Drax advances biomass strategy with Pinnacle acquisition

Drax
Biomass
Sustainability
BECCS
Dominic Ellis
2 min
Drax is advancing biomass following Pinnacle acquisition it reported in a trading update

Drax' recently completed acquisition of Pinnacle more than doubles its sustainable biomass production capacity and significantly reduces its cost of production, it reported in a trading update.

The Group’s enlarged supply chain will have access to 4.9 million tonnes of operational capacity from 2022. Of this total, 2.9 million tonnes are available for Drax’s self-supply requirements in 2022, which will rise to 3.4 million tonnes in 2027.

The £424 million acquisition of the Canadian biomass pellet producer supports Drax' ambition to be carbon negative by 2030, using bioenergy with carbon capture and storage (BECCS) and will make a "significant contribution" in the UK cutting emissions by 78% by 2035 (click here).

Drax CEO Will Gardiner said its Q1 performance had been "robust", supported by the sale of Drax Generation Enterprise, which holds four CCGT power stations, to VPI Generation.
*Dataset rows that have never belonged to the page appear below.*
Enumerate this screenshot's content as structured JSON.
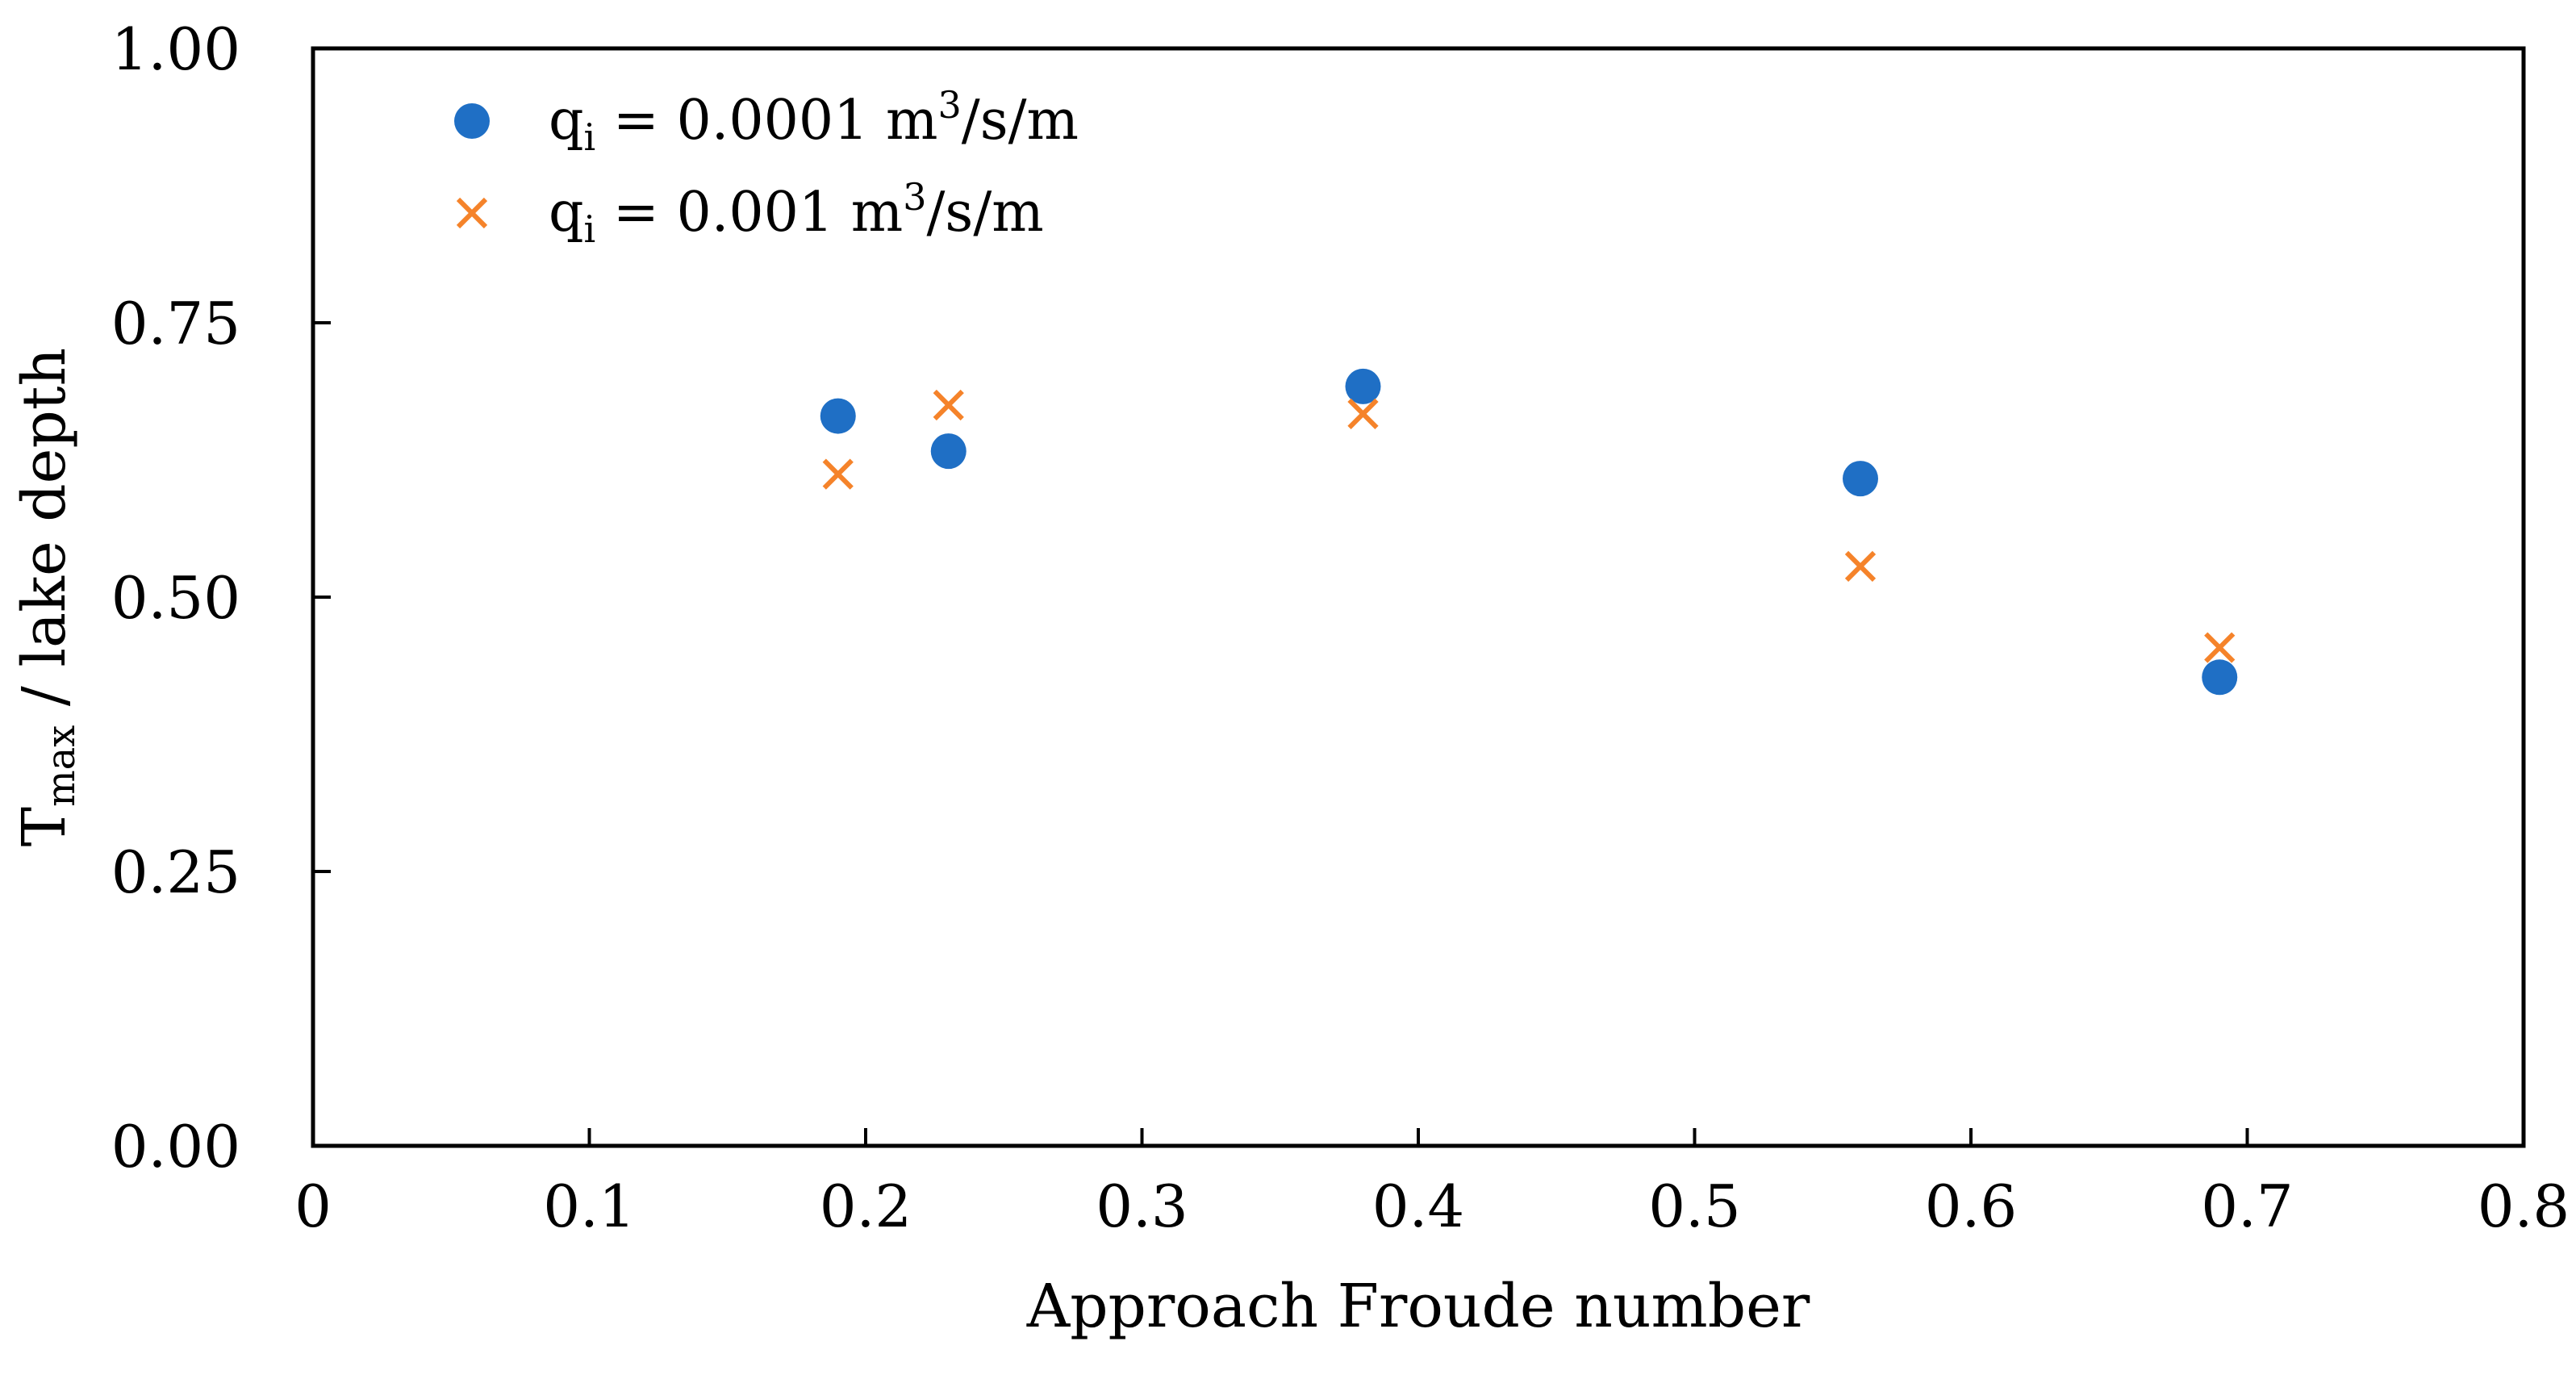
{
  "chart_data": {
    "type": "scatter",
    "xlabel": "Approach Froude number",
    "ylabel": {
      "main": "T",
      "sub": "max",
      "rest": " / lake depth"
    },
    "xlim": [
      0,
      0.8
    ],
    "ylim": [
      0,
      1.0
    ],
    "x_ticks": [
      0,
      0.1,
      0.2,
      0.3,
      0.4,
      0.5,
      0.6,
      0.7,
      0.8
    ],
    "x_tick_labels": [
      "0",
      "0.1",
      "0.2",
      "0.3",
      "0.4",
      "0.5",
      "0.6",
      "0.7",
      "0.8"
    ],
    "y_ticks": [
      0,
      0.25,
      0.5,
      0.75,
      1.0
    ],
    "y_tick_labels": [
      "0.00",
      "0.25",
      "0.50",
      "0.75",
      "1.00"
    ],
    "grid": false,
    "legend_position": "top-left",
    "series": [
      {
        "name": "q_i = 0.0001 m^3/s/m",
        "legend": {
          "q": "q",
          "sub": "i",
          "eq": " = 0.0001 m",
          "sup": "3",
          "unit": "/s/m"
        },
        "marker": "circle",
        "color": "#1f6fc5",
        "x": [
          0.19,
          0.23,
          0.38,
          0.56,
          0.69
        ],
        "y": [
          0.665,
          0.633,
          0.692,
          0.608,
          0.427
        ]
      },
      {
        "name": "q_i = 0.001 m^3/s/m",
        "legend": {
          "q": "q",
          "sub": "i",
          "eq": " = 0.001 m",
          "sup": "3",
          "unit": "/s/m"
        },
        "marker": "x",
        "color": "#f5832a",
        "x": [
          0.19,
          0.23,
          0.38,
          0.56,
          0.69
        ],
        "y": [
          0.612,
          0.675,
          0.667,
          0.528,
          0.454
        ]
      }
    ]
  }
}
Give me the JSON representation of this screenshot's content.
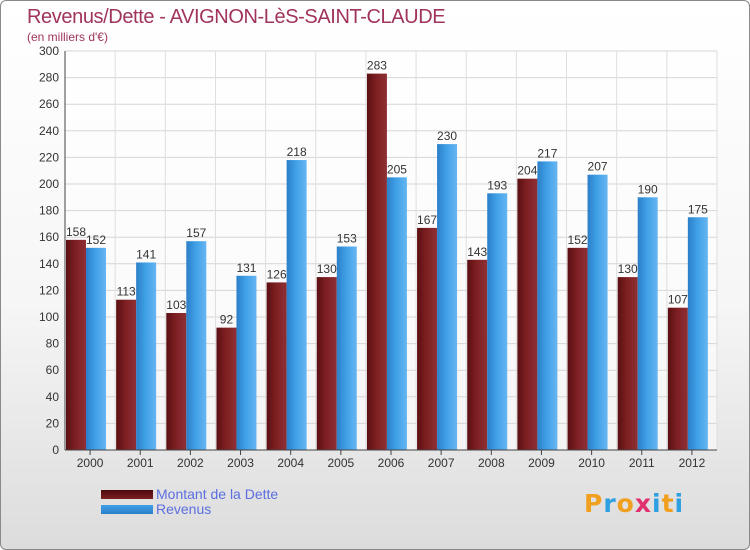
{
  "title": "Revenus/Dette - AVIGNON-LèS-SAINT-CLAUDE",
  "subtitle": "(en milliers d'€)",
  "logo_text": "Proxiti",
  "colors": {
    "dette": "#7d1f22",
    "revenus": "#3f9fe6",
    "title": "#a0345c",
    "legend_text": "#5b6ee0",
    "logo": [
      "#f0a01e",
      "#2e9fe0",
      "#f0a01e",
      "#e0306e",
      "#2e9fe0",
      "#f0a01e",
      "#2e9fe0"
    ]
  },
  "chart_data": {
    "type": "bar",
    "categories": [
      "2000",
      "2001",
      "2002",
      "2003",
      "2004",
      "2005",
      "2006",
      "2007",
      "2008",
      "2009",
      "2010",
      "2011",
      "2012"
    ],
    "series": [
      {
        "name": "Montant de la Dette",
        "values": [
          158,
          113,
          103,
          92,
          126,
          130,
          283,
          167,
          143,
          204,
          152,
          130,
          107
        ]
      },
      {
        "name": "Revenus",
        "values": [
          152,
          141,
          157,
          131,
          218,
          153,
          205,
          230,
          193,
          217,
          207,
          190,
          175
        ]
      }
    ],
    "ylim": [
      0,
      300
    ],
    "yticks": [
      0,
      20,
      40,
      60,
      80,
      100,
      120,
      140,
      160,
      180,
      200,
      220,
      240,
      260,
      280,
      300
    ],
    "grid": true,
    "legend_position": "bottom-left"
  }
}
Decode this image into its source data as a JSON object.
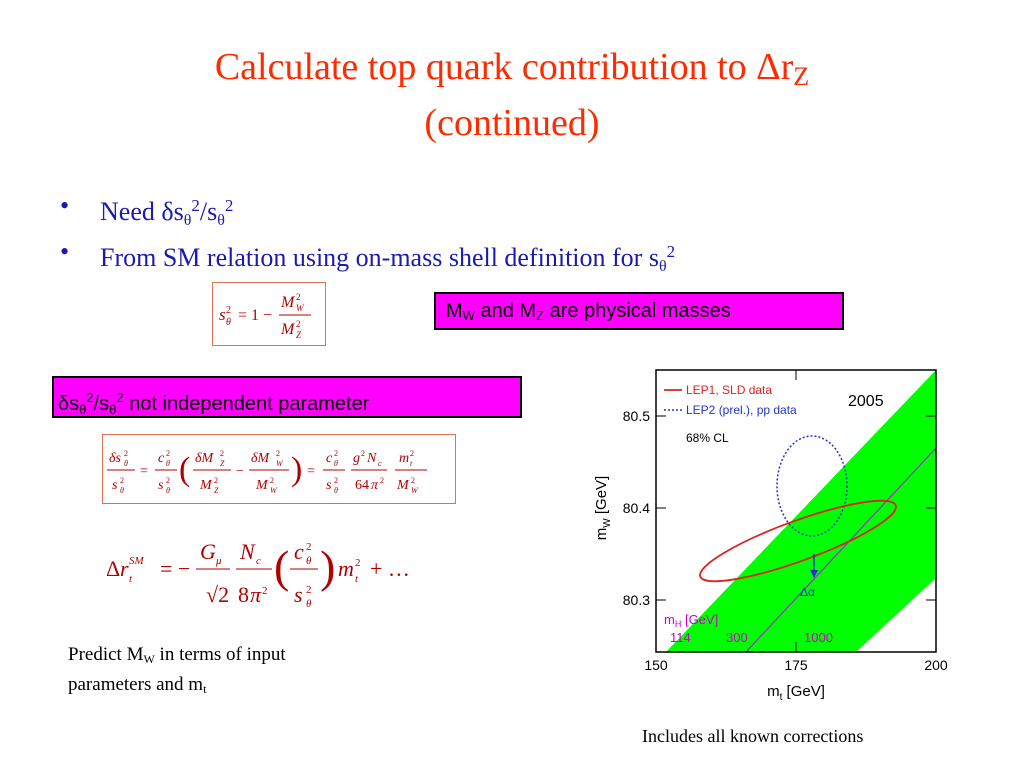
{
  "title": {
    "line1": "Calculate top quark contribution to Δr",
    "line1_sub": "Z",
    "line2": "(continued)"
  },
  "bullets": [
    {
      "marker": "•",
      "prefix": "Need δs",
      "sub1": "θ",
      "sup1": "2",
      "mid": "/s",
      "sub2": "θ",
      "sup2": "2"
    },
    {
      "marker": "•",
      "prefix": "From SM relation using on-mass shell definition for s",
      "sub1": "θ",
      "sup1": "2"
    }
  ],
  "callouts": {
    "mw_mz": {
      "a": "M",
      "a_sub": "W",
      "b": " and M",
      "b_sub": "Z",
      "c": " are physical masses"
    },
    "ds": {
      "a": "δs",
      "a_sub": "θ",
      "a_sup": "2",
      "b": "/s",
      "b_sub": "θ",
      "b_sup": "2",
      "c": " not independent parameter"
    }
  },
  "predict": {
    "line1_a": "Predict M",
    "line1_sub": "W",
    "line1_b": " in terms of input",
    "line2_a": "parameters and m",
    "line2_sub": "t"
  },
  "caption": "Includes all known corrections",
  "plot": {
    "year": "2005",
    "legend": {
      "lep1": "LEP1, SLD data",
      "lep2": "LEP2 (prel.), pp data",
      "cl": "68% CL"
    },
    "higgs_label": "m",
    "higgs_label_sub": "H",
    "higgs_label_unit": " [GeV]",
    "higgs_masses": [
      "114",
      "300",
      "1000"
    ],
    "delta_alpha": "Δα",
    "xlabel_a": "m",
    "xlabel_sub": "t",
    "xlabel_b": "  [GeV]",
    "ylabel_a": "m",
    "ylabel_sub": "W",
    "ylabel_b": "  [GeV]",
    "xticks": [
      "150",
      "175",
      "200"
    ],
    "yticks": [
      "80.3",
      "80.4",
      "80.5"
    ],
    "colors": {
      "band": "#00ff00",
      "lep1": "#dd2222",
      "lep2": "#2233cc",
      "mh": "#cc00cc"
    }
  }
}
This summer Drax will undertake maintenance on its CfD(2) biomass unit, including a high-pressure turbine upgrade to reduce maintenance costs and improve thermal efficiency, contributing to lower generation costs for Drax Power Station.

In March, Drax secured Capacity Market agreements for its hydro and pumped storage assets worth around £10 million for delivery October 2024-September 2025.

The limitations on BECCS are not technology but supply, with every gigatonne of CO2 stored per year requiring approximately 30-40 million hectares of BECCS feedstock, according to the Global CCS Institute. Nonetheless, BECCS should be seen as an essential complement to the required, wide-scale deployment of CCS to meet climate change targets, it concludes.